Friday, November 05, 2021 11:45 AM

グーグル・クラウド、シカゴ先物取り引き市場をクラウド化へ

 グーグル・クラウド(Google Cloud)は11月4日、CME(Chicago Mercantile Exchange)グループとの巨大契約を発表し、CMEの先物取り引きとオプション取り引き市場を今後10年間でクラウドに移行する計画を明らかにした。

 テッククランチ誌によると、同契約は複雑な内容で、複数のおもな部分および段階で構成され、その一部としてグーグルがCMEに10億ドルを投資する条項も含まれる。グーグル・クラウドは、同契約の総価値について明かしていないが、10年をかけてクラウド移行することやグーグルが10億ドルを投資することを考慮すれば、記録的大規模であることは確実だ。
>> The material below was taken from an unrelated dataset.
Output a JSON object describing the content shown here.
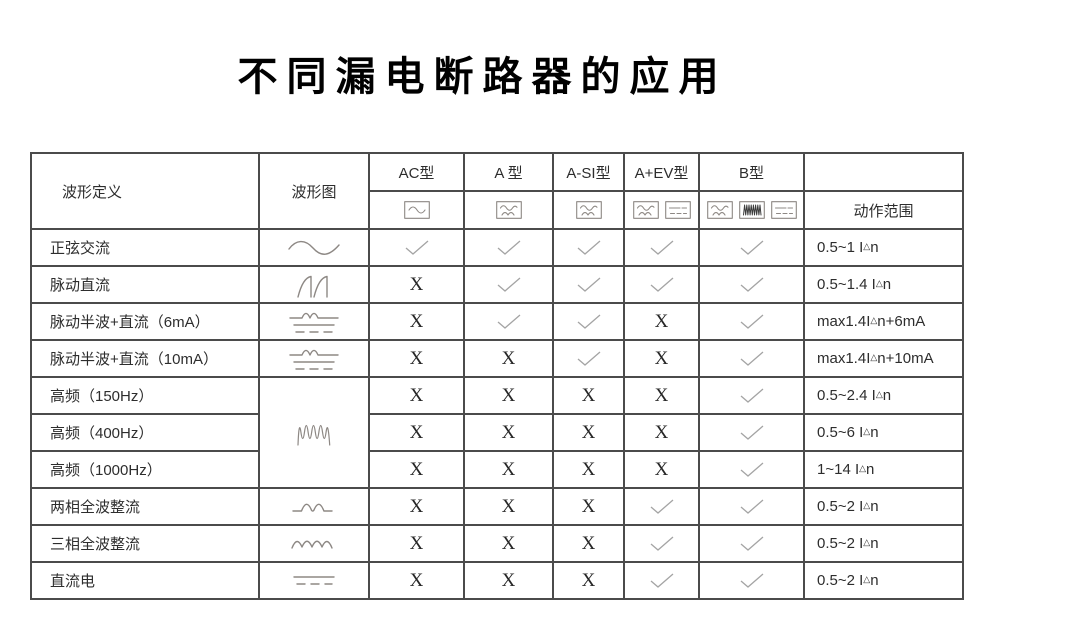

 グーグル・クラウドの戦略的産業担当副社長フィリップ・モイヤー氏は同契約について、一般的または標準的な内容ではないと話した。

 一般に、グーグル・クラウドが顧客会社の業務資産をクラウド移行する際、同社は顧客がワークロードをクラウドに移すのを手伝うだけだ。しかし、CMEとの契約では、「金融サービス業界が持つもっとも難しい要素や部分、性質も含めてクラウドに移管することにわれわれが長期にわたってきわめて真剣に取り組むことを示すものだ」とモイヤー氏は強調した。
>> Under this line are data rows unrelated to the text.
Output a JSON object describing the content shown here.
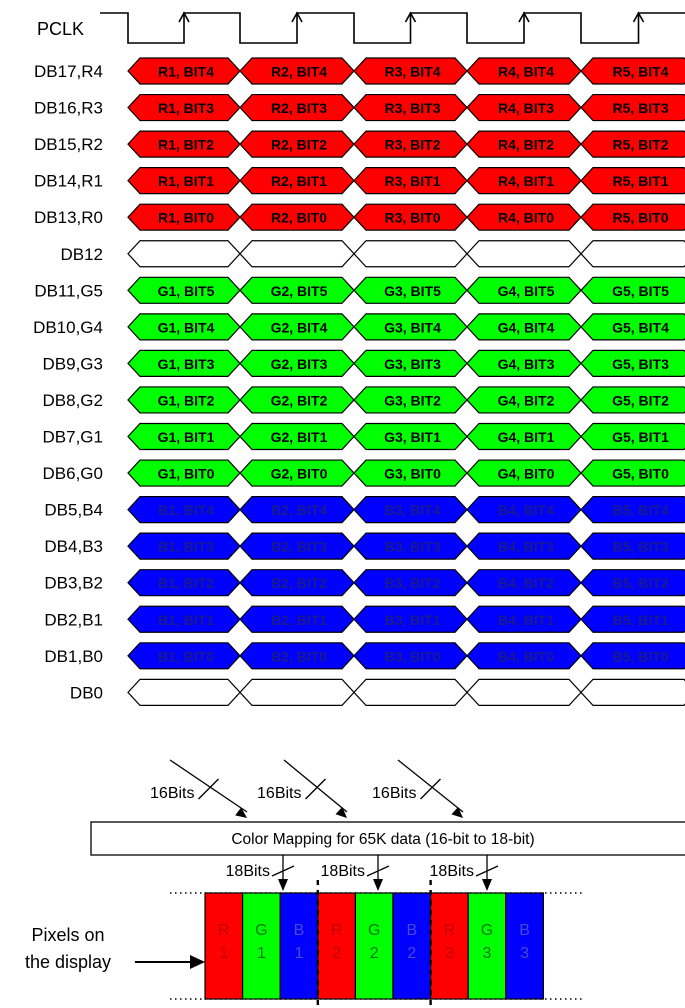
{
  "clock_label": "PCLK",
  "signal_rows": [
    {
      "label": "DB17,R4",
      "color": "red",
      "cells": [
        "R1, BIT4",
        "R2, BIT4",
        "R3, BIT4",
        "R4, BIT4",
        "R5, BIT4"
      ]
    },
    {
      "label": "DB16,R3",
      "color": "red",
      "cells": [
        "R1, BIT3",
        "R2, BIT3",
        "R3, BIT3",
        "R4, BIT3",
        "R5, BIT3"
      ]
    },
    {
      "label": "DB15,R2",
      "color": "red",
      "cells": [
        "R1, BIT2",
        "R2, BIT2",
        "R3, BIT2",
        "R4, BIT2",
        "R5, BIT2"
      ]
    },
    {
      "label": "DB14,R1",
      "color": "red",
      "cells": [
        "R1, BIT1",
        "R2, BIT1",
        "R3, BIT1",
        "R4, BIT1",
        "R5, BIT1"
      ]
    },
    {
      "label": "DB13,R0",
      "color": "red",
      "cells": [
        "R1, BIT0",
        "R2, BIT0",
        "R3, BIT0",
        "R4, BIT0",
        "R5, BIT0"
      ]
    },
    {
      "label": "DB12",
      "color": "white",
      "cells": [
        "",
        "",
        "",
        "",
        ""
      ]
    },
    {
      "label": "DB11,G5",
      "color": "green",
      "cells": [
        "G1, BIT5",
        "G2, BIT5",
        "G3, BIT5",
        "G4, BIT5",
        "G5, BIT5"
      ]
    },
    {
      "label": "DB10,G4",
      "color": "green",
      "cells": [
        "G1, BIT4",
        "G2, BIT4",
        "G3, BIT4",
        "G4, BIT4",
        "G5, BIT4"
      ]
    },
    {
      "label": "DB9,G3",
      "color": "green",
      "cells": [
        "G1, BIT3",
        "G2, BIT3",
        "G3, BIT3",
        "G4, BIT3",
        "G5, BIT3"
      ]
    },
    {
      "label": "DB8,G2",
      "color": "green",
      "cells": [
        "G1, BIT2",
        "G2, BIT2",
        "G3, BIT2",
        "G4, BIT2",
        "G5, BIT2"
      ]
    },
    {
      "label": "DB7,G1",
      "color": "green",
      "cells": [
        "G1, BIT1",
        "G2, BIT1",
        "G3, BIT1",
        "G4, BIT1",
        "G5, BIT1"
      ]
    },
    {
      "label": "DB6,G0",
      "color": "green",
      "cells": [
        "G1, BIT0",
        "G2, BIT0",
        "G3, BIT0",
        "G4, BIT0",
        "G5, BIT0"
      ]
    },
    {
      "label": "DB5,B4",
      "color": "blue",
      "cells": [
        "B1, BIT4",
        "B2, BIT4",
        "B3, BIT4",
        "B4, BIT4",
        "B5, BIT4"
      ]
    },
    {
      "label": "DB4,B3",
      "color": "blue",
      "cells": [
        "B1, BIT3",
        "B2, BIT3",
        "B3, BIT3",
        "B4, BIT3",
        "B5, BIT3"
      ]
    },
    {
      "label": "DB3,B2",
      "color": "blue",
      "cells": [
        "B1, BIT2",
        "B2, BIT2",
        "B3, BIT2",
        "B4, BIT2",
        "B5, BIT2"
      ]
    },
    {
      "label": "DB2,B1",
      "color": "blue",
      "cells": [
        "B1, BIT1",
        "B2, BIT1",
        "B3, BIT1",
        "B4, BIT1",
        "B5, BIT1"
      ]
    },
    {
      "label": "DB1,B0",
      "color": "blue",
      "cells": [
        "B1, BIT0",
        "B2, BIT0",
        "B3, BIT0",
        "B4, BIT0",
        "B5, BIT0"
      ]
    },
    {
      "label": "DB0",
      "color": "white",
      "cells": [
        "",
        "",
        "",
        "",
        ""
      ]
    }
  ],
  "bus_width_labels": [
    "16Bits",
    "16Bits",
    "16Bits"
  ],
  "mapping_box_label": "Color Mapping for 65K data (16-bit to 18-bit)",
  "output_width_labels": [
    "18Bits",
    "18Bits",
    "18Bits"
  ],
  "pixels_caption_line1": "Pixels on",
  "pixels_caption_line2": "the display",
  "pixel_cells": [
    {
      "letter": "R",
      "number": "1",
      "color": "red"
    },
    {
      "letter": "G",
      "number": "1",
      "color": "green"
    },
    {
      "letter": "B",
      "number": "1",
      "color": "blue"
    },
    {
      "letter": "R",
      "number": "2",
      "color": "red"
    },
    {
      "letter": "G",
      "number": "2",
      "color": "green"
    },
    {
      "letter": "B",
      "number": "2",
      "color": "blue"
    },
    {
      "letter": "R",
      "number": "3",
      "color": "red"
    },
    {
      "letter": "G",
      "number": "3",
      "color": "green"
    },
    {
      "letter": "B",
      "number": "3",
      "color": "blue"
    }
  ],
  "colors": {
    "red": "#ff0000",
    "green": "#00ff00",
    "blue": "#0000ff",
    "text_on_red": "#000000",
    "text_on_green": "#000000",
    "text_on_blue": "#1a1a8c",
    "pixel_text_red": "#c00000",
    "pixel_text_green": "#007a00",
    "pixel_text_blue": "#4a4ad0"
  }
}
 同氏によると、先物とオプションの取り引き市場を運営するCMEは、セキュリティーと遅延、冗長、そして復旧に関して技術基幹設備に対する要求がもっとも高い会社の一つだ。

 両社によると、同契約はコストを土台として構成されず、いくつもの段階にわたってクラウド移行するその過程をもとに構成されている。両社は第一段階といて、もっとも簡単かつ最小遅延要件のワークロードをクラウド化し、その次にデータ分析ツーリングをクラウドに移行させる。
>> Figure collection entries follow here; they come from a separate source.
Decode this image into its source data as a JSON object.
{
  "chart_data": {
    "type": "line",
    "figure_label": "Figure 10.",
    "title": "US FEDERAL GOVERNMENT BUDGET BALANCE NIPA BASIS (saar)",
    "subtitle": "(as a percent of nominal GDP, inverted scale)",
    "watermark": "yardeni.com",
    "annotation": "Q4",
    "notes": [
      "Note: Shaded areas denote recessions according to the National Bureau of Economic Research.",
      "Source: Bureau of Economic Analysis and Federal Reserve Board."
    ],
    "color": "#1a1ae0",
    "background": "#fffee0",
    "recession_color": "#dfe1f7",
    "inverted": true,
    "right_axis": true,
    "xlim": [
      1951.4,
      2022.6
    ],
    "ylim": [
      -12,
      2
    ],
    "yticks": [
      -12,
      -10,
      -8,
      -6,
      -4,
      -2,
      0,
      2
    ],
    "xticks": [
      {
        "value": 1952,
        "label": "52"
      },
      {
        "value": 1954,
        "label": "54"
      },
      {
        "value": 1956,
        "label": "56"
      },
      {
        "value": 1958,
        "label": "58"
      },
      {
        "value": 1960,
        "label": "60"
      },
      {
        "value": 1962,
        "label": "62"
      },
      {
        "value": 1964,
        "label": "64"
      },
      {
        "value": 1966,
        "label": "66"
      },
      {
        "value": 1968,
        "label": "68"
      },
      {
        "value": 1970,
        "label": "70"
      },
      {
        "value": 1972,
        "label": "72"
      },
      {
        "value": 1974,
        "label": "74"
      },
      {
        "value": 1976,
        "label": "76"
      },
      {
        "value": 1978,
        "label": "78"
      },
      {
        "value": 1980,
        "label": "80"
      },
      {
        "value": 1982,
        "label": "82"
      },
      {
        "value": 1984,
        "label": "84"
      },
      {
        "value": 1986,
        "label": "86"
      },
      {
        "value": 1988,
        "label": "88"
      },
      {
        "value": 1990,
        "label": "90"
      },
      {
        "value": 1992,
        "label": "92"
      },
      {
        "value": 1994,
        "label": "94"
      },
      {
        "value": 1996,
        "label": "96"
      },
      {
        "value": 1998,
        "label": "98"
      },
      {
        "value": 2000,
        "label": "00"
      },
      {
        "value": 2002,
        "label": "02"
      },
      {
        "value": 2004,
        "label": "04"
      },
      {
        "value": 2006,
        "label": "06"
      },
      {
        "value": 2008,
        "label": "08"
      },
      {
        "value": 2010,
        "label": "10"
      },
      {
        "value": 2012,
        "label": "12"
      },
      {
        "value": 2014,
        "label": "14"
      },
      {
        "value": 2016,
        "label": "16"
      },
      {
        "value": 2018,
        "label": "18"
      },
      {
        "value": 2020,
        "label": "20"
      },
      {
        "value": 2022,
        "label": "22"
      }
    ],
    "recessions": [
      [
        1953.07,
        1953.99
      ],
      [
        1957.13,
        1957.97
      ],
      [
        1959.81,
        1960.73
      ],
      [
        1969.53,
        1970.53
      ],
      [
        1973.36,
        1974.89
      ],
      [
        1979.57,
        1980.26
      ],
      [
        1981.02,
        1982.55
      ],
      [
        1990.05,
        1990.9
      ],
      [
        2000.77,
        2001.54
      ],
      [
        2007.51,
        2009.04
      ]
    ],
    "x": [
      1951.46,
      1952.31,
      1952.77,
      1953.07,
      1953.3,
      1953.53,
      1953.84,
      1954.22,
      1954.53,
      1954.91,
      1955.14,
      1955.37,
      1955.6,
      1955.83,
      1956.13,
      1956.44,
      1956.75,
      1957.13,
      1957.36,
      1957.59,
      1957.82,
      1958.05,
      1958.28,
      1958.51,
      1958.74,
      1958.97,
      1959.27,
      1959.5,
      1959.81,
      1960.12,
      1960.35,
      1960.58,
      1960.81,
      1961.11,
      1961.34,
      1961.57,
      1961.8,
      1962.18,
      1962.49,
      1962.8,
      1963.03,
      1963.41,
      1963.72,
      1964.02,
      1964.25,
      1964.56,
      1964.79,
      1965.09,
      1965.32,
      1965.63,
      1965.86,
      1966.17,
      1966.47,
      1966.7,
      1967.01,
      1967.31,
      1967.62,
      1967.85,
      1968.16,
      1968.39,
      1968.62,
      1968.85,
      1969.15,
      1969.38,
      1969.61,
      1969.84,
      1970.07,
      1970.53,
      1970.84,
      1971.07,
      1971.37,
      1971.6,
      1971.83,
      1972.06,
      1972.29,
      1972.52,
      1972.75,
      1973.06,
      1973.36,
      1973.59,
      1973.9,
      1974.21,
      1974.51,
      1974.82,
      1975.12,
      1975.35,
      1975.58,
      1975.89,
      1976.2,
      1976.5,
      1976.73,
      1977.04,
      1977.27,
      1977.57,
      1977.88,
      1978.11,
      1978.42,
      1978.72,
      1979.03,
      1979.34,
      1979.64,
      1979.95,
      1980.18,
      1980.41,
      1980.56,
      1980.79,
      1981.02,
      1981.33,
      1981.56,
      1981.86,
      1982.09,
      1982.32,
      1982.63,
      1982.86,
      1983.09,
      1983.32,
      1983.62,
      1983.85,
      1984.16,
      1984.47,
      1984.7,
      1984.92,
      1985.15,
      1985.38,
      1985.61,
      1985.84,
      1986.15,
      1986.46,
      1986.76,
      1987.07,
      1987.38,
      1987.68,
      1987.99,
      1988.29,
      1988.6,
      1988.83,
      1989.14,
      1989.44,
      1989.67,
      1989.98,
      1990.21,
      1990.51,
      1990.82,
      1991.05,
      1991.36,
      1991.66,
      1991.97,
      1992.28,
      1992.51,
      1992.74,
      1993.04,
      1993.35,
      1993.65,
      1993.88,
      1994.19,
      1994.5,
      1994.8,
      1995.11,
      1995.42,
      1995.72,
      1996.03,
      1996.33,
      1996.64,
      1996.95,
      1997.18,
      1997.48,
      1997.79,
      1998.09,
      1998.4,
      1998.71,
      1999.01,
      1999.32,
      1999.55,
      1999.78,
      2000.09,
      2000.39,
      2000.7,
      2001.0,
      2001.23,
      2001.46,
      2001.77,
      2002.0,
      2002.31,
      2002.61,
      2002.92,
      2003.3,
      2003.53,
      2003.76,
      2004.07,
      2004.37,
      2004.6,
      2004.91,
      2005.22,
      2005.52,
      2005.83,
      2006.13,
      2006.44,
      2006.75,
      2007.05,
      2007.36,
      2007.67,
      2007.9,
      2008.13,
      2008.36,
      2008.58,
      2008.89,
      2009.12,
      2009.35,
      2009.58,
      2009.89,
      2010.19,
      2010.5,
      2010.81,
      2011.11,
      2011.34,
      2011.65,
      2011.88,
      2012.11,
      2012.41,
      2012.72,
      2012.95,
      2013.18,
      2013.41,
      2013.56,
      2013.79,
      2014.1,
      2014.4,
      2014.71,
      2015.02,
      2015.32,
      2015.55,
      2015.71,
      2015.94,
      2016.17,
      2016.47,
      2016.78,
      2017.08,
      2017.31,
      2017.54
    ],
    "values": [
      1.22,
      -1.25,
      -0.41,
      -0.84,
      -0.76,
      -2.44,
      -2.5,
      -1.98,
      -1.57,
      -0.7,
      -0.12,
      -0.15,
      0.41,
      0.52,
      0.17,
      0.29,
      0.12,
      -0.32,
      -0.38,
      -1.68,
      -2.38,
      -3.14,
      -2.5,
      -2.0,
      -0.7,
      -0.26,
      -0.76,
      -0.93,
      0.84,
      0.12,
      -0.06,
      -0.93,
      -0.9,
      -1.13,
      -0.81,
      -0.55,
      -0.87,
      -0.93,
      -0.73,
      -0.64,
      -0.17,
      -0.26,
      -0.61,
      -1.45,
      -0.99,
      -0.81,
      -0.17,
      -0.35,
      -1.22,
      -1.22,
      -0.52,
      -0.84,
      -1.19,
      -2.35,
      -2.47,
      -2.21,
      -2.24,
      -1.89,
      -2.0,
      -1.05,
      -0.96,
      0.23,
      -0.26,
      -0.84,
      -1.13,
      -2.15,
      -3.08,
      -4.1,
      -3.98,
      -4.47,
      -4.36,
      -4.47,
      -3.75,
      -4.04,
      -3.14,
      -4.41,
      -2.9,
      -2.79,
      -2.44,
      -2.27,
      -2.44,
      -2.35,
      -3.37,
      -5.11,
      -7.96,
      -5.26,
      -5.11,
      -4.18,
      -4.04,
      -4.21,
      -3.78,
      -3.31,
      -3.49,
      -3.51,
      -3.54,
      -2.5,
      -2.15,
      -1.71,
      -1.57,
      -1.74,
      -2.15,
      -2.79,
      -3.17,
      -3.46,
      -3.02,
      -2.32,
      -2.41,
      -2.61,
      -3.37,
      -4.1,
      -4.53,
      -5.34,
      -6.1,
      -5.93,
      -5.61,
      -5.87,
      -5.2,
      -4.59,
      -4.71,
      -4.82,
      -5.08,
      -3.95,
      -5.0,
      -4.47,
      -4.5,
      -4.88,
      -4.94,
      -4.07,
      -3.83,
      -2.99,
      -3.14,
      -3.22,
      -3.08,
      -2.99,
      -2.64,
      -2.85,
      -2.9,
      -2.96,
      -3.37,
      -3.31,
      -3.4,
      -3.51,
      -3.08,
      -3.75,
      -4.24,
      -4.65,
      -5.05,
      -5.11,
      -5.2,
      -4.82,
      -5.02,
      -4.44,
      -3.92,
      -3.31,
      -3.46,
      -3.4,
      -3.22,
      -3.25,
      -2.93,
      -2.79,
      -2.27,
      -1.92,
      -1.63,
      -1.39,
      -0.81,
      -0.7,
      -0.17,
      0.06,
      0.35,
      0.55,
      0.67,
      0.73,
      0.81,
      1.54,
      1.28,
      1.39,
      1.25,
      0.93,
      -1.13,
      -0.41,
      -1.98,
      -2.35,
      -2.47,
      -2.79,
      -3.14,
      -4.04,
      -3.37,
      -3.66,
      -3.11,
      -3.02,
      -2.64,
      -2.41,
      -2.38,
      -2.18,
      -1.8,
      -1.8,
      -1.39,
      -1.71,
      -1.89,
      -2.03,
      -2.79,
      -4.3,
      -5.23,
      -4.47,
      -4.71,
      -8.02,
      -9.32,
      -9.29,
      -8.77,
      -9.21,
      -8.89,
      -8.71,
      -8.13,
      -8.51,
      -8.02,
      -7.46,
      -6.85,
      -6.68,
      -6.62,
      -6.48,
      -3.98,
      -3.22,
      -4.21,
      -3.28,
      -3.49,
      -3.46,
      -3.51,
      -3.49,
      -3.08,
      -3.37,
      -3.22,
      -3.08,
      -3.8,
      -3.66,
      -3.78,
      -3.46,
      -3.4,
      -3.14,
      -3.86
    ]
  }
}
 「第二段階では、リアルタイムでのデータ収集および分析と、新たな金融商品の開発および取り引き市場群の効率化に照準し、革新的な基幹設備とソリューションの装備に注力する」と同氏は話した。第三段階以降については説明されなかった。

 クラウド化にかかるコストではなく、業務や機能、難易度、複雑さ、技術仕様、技術要件といった種類や性質をもとにいくつもの段階に分類して10年をかけてクラウドに移管させるのが両社の契約内容だ。